Automobiles are a large class of motor vehicles used for passenger transportation on land. They usually have four wheels and are powered most often by gasoline, a liquid product. The automobile, or car, is one of the most universal of modern technologies and it remains today one of the world’s largest industries, with more than 73 million new cars produced worldwide in 2017. Unlike bicycles, motorcycles and fixed-wing aircraft, they enclose their passengers in a closed compartment and provide protection from weather and other environmental hazards. They also allow for personal mobility that would be difficult or impossible with any other type of vehicle, and they can carry much larger loads than two-wheeled vehicles such as bicycles. Modern automobiles also incorporate safety features such as seat belts, airbags and crumple zones.

The history of the automobile stretches back several hundred years. The scientific and technological building blocks of the automobile can be traced to inventions such as the internal combustion engine, invented by Dutch scientist Christiaan Huygens in the late 1600s. Various inventors have contributed to the advancement of the automobile, such as Charles Duryea and J. Frank. Karl Benz is commonly credited with inventing the modern automobile, although the exact timing of his creation remains in dispute.

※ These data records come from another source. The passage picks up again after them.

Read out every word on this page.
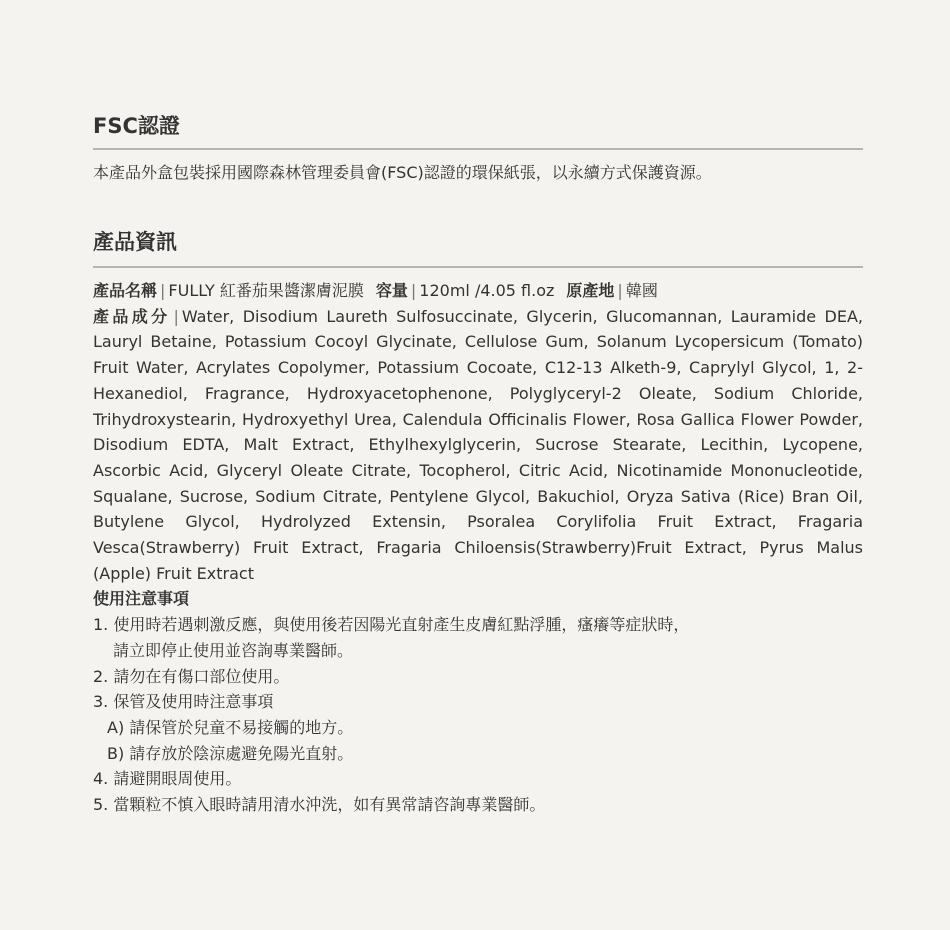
FSC認證
本產品外盒包裝採用國際森林管理委員會(FSC)認證的環保紙張，以永續方式保護資源。
產品資訊
產品名稱 | FULLY 紅番茄果醬潔膚泥膜 容量 | 120ml /4.05 fl.oz 原產地 | 韓國
產品成分 | Water, Disodium Laureth Sulfosuccinate, Glycerin, Glucomannan, Lauramide DEA, Lauryl Betaine, Potassium Cocoyl Glycinate, Cellulose Gum, Solanum Lycopersicum (Tomato) Fruit Water, Acrylates Copolymer, Potassium Cocoate, C12-13 Alketh-9, Caprylyl Glycol, 1, 2-Hexanediol, Fragrance, Hydroxyacetophenone, Polyglyceryl-2 Oleate, Sodium Chloride, Trihydroxystearin, Hydroxyethyl Urea, Calendula Officinalis Flower, Rosa Gallica Flower Powder, Disodium EDTA, Malt Extract, Ethylhexylglycerin, Sucrose Stearate, Lecithin, Lycopene, Ascorbic Acid, Glyceryl Oleate Citrate, Tocopherol, Citric Acid, Nicotinamide Mononucleotide, Squalane, Sucrose, Sodium Citrate, Pentylene Glycol, Bakuchiol, Oryza Sativa (Rice) Bran Oil, Butylene Glycol, Hydrolyzed Extensin, Psoralea Corylifolia Fruit Extract, Fragaria Vesca(Strawberry) Fruit Extract, Fragaria Chiloensis(Strawberry)Fruit Extract, Pyrus Malus (Apple) Fruit Extract
使用注意事項
1. 使用時若遇刺激反應，與使用後若因陽光直射產生皮膚紅點浮腫，瘙癢等症狀時，
請立即停止使用並咨詢專業醫師。
2. 請勿在有傷口部位使用。
3. 保管及使用時注意事項
A) 請保管於兒童不易接觸的地方。
B) 請存放於陰涼處避免陽光直射。
4. 請避開眼周使用。
5. 當顆粒不慎入眼時請用清水沖洗，如有異常請咨詢專業醫師。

Initially, automobiles were powered by steam, electric power or internal combustion engines that ran on gunpowder — fuel exploded inside the engine to create fire and drive the wheel axles. Steam-powered automobiles could reach high speeds but were inefficient and had limited range. Battery-powered electric cars, which accounted for 38 percent of the United States automobile market in 1900, were fast but required frequent recharging and were impractical for use on long journeys. Gasoline-powered engines became the dominant technology by 1920 because they could achieve higher speeds and cover long distances on an economical basis.

Modern automobiles are complex technical systems that utilize a multitude of subsystems that have specific design functions. In addition, the automobile requires a number of other support systems such as fuel delivery, cooling, electrical and mechanical drive systems, steering, suspension and the like. Engineers have made many improvements to automobile design over the past century. The development of new materials such as high-strength steels, aluminum alloys and plastics has enabled the construction of lighter weight, more durable and safer automobiles. Many improvements have been a result of the impact of new laws and regulations regarding automotive safety, performance, noise, emissions and handling.

Whether or not an individual considers himself to be an automobile enthusiast, most people appreciate the convenience of being able to travel independently without having to depend on others for transportation. Whether an automobile is driven on city streets, country roads or interstate highways, owning an automobile can be a major financial commitment. However, it is an important investment that can bring a feeling of freedom and independence. It can also help to reduce reliance on public transportation, which can sometimes be unpredictable in terms of scheduling and route reliability.